El agua estaba llena de desechos flotantes: sillas, cajas, piezas del equipo… y allá estaba el trineo, hundiéndose lentamente mientras desprendía burbujas por un tanque de flotación averiado.

« Espero que puedan recuperarlo — pensó Loren—. Si no, éste será un viaje muy caro; y puede que pase mucho tiempo antes de que podamos volver a estudiar los escorpios. » Se sintió bastante orgulloso de sí mismo por evaluar la situación de forma tan calmada, dadas las circunstancias.

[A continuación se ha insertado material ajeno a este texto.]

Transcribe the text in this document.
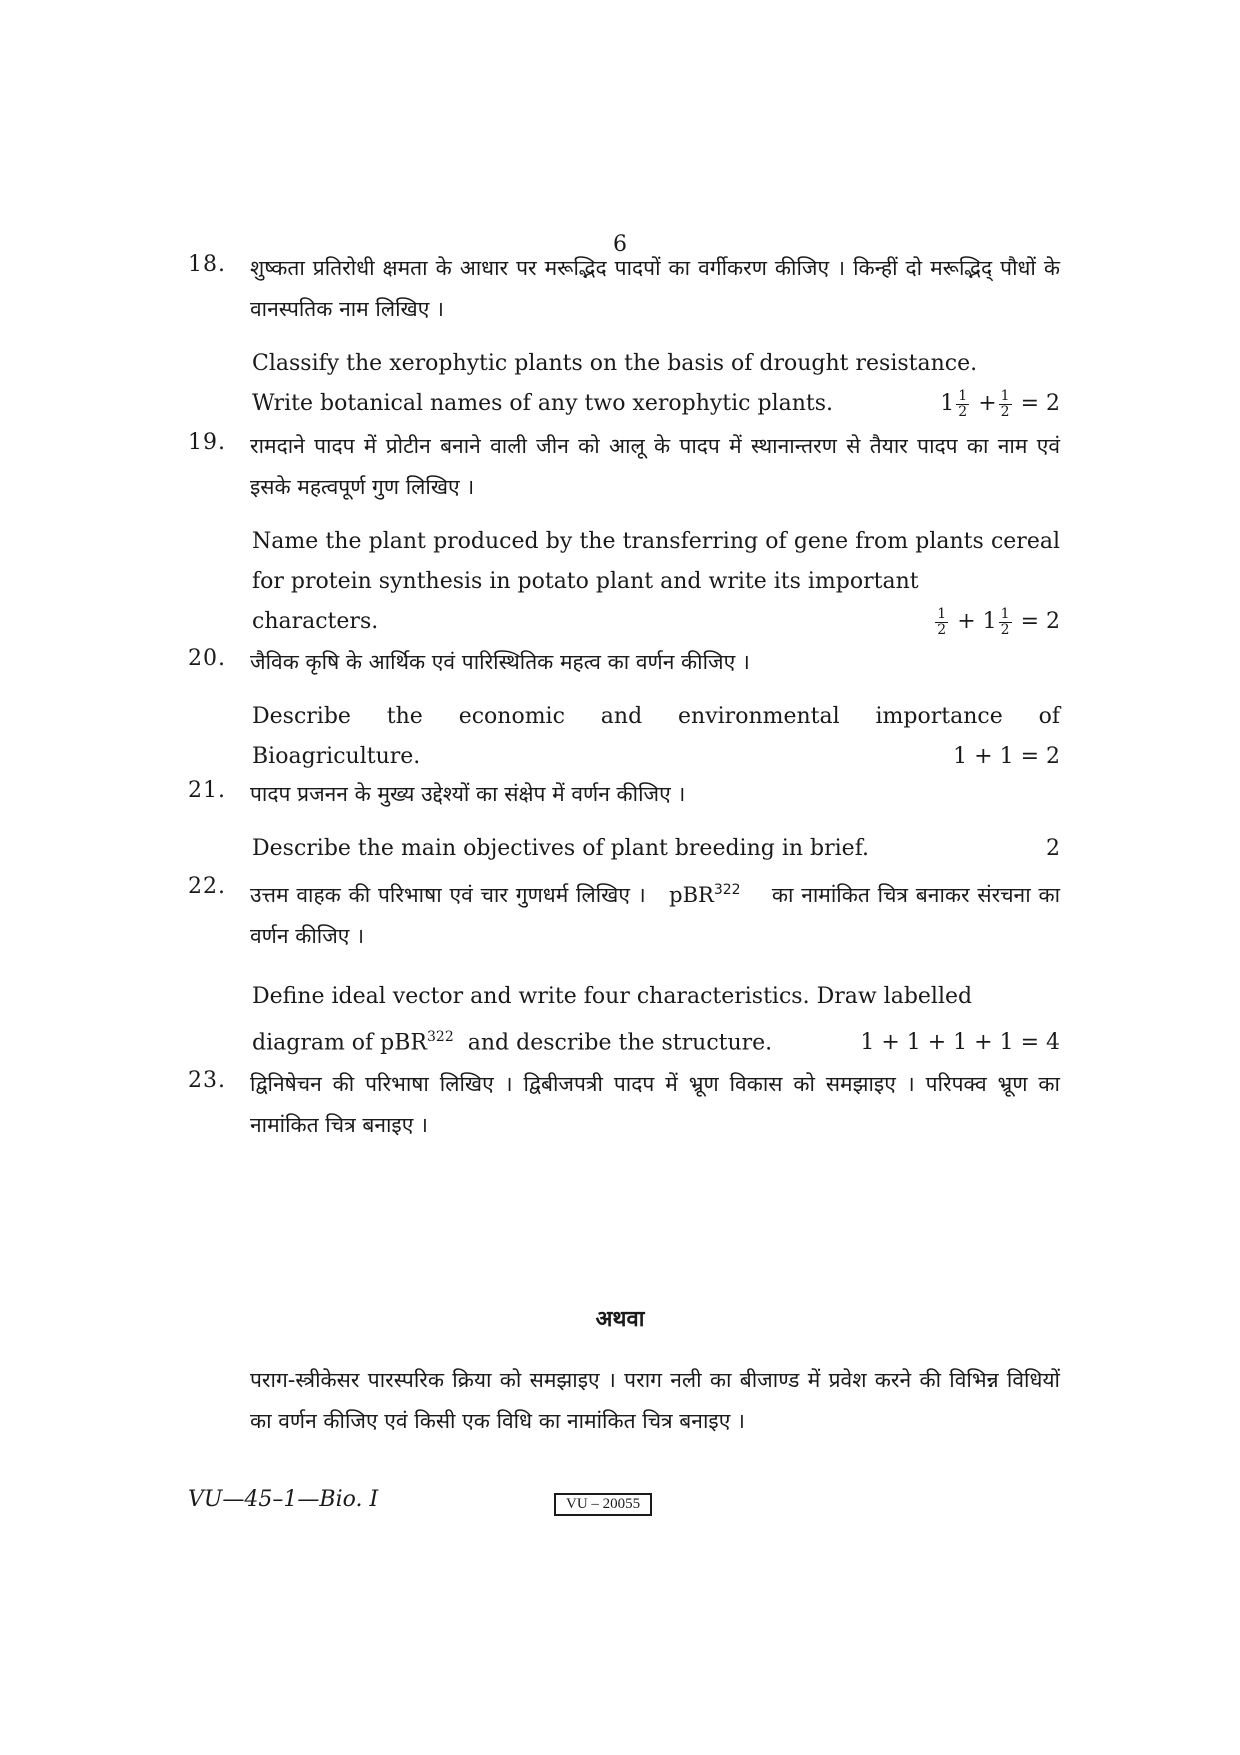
6
18.	शुष्कता प्रतिरोधी क्षमता के आधार पर मरूद्भिद पादपों का वर्गीकरण कीजिए । किन्हीं दो मरूद्भिद् पौधों के वानस्पतिक नाम लिखिए ।
Classify the xerophytic plants on the basis of drought resistance.
Write botanical names of any two xerophytic plants.	$1 \frac{1}{2} + \frac{1}{2} = 2$
19.	रामदाने पादप में प्रोटीन बनाने वाली जीन को आलू के पादप में स्थानान्तरण से तैयार पादप का नाम एवं इसके महत्वपूर्ण गुण लिखिए ।
Name the plant produced by the transferring of gene from plants cereal for protein synthesis in potato plant and write its important
characters.	$\frac{1}{2} + 1 \frac{1}{2} = 2$
20.	जैविक कृषि के आर्थिक एवं पारिस्थितिक महत्व का वर्णन कीजिए ।
Describe the economic and environmental importance of
Bioagriculture.	1 + 1 = 2
21.	पादप प्रजनन के मुख्य उद्देश्यों का संक्षेप में वर्णन कीजिए ।
Describe the main objectives of plant breeding in brief.	2
22.	उत्तम वाहक की परिभाषा एवं चार गुणधर्म लिखिए । pBR$^{322}$ का नामांकित चित्र बनाकर संरचना का वर्णन कीजिए ।
Define ideal vector and write four characteristics. Draw labelled
diagram of pBR$^{322}$ and describe the structure.	1 + 1 + 1 + 1 = 4
23.	द्विनिषेचन की परिभाषा लिखिए । द्विबीजपत्री पादप में भ्रूण विकास को समझाइए । परिपक्व भ्रूण का नामांकित चित्र बनाइए ।
अथवा
पराग-स्त्रीकेसर पारस्परिक क्रिया को समझाइए । पराग नली का बीजाण्ड में प्रवेश करने की विभिन्न विधियों का वर्णन कीजिए एवं किसी एक विधि का नामांकित चित्र बनाइए ।
VU—45–1—Bio. I	VU – 20055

Algo le rozó la pierna derecha; siguiendo un reflejo automático, trató de apartarlo de una patada. Aunque le mordía la carne de forma inquietante, se sentía más irritado que alarmado. Estaba a salvo y a flote, y, una vez pasada la ola gigantesca, nada podía ya dañarle.

Volvió a dar una patada, con más cautela. Mientras lo hacía sintió que algo se le enredaba en la otra pierna. Y ahora ya no era una caricia indeterminada; pese al chaleco salvavidas que le permitía flotar, algo le tiraba hacia el fondo.

Fue entonces cuando Loren Lorenson sintió el primer momento de pánico auténtico, ya que recordó de repente los acechantes tentáculos del gran pólipo. Sin embargo, éstos debían de ser suaves y carnosos…obviamente, esto era algún alambre o cable. Claro…era el cordón umbilical del trineo que se hundía.

Tal vez todavía podría haberse desenredado de no haber tragado agua de una ola inesperada. Ahogándose y tosiendo, trató de aclararse los pulmones, dándole patadas al cable al mismo tiempo.

Y luego la frontera vital entre aire y agua (entre vida y muerte) estaba a menos de un metro por encima de su cabeza; pero no había forma de que pudiera alcanzarla.

En un momento semejante, un hombre no piensa en nada más que su propia supervivencia. No hubo imágenes retrospectivas, ni arrepentimiento de su vida pasada… ni siquiera un fugaz recuerdo de Mirissa.

Cuando comprendió que todo había acabado, no sintió miedo. Su último pensamiento consciente fue de pura ira, por haber viajado cincuenta años luz sólo para encontrar un final tan trivial y tan poco heroico.

Así que Loren Lorenson murió por segunda vez en los cálidos bajíos del mar thalassano. No había aprendido con la experiencia; la primera muerte había sido mucho más sencilla doscientos años atrás.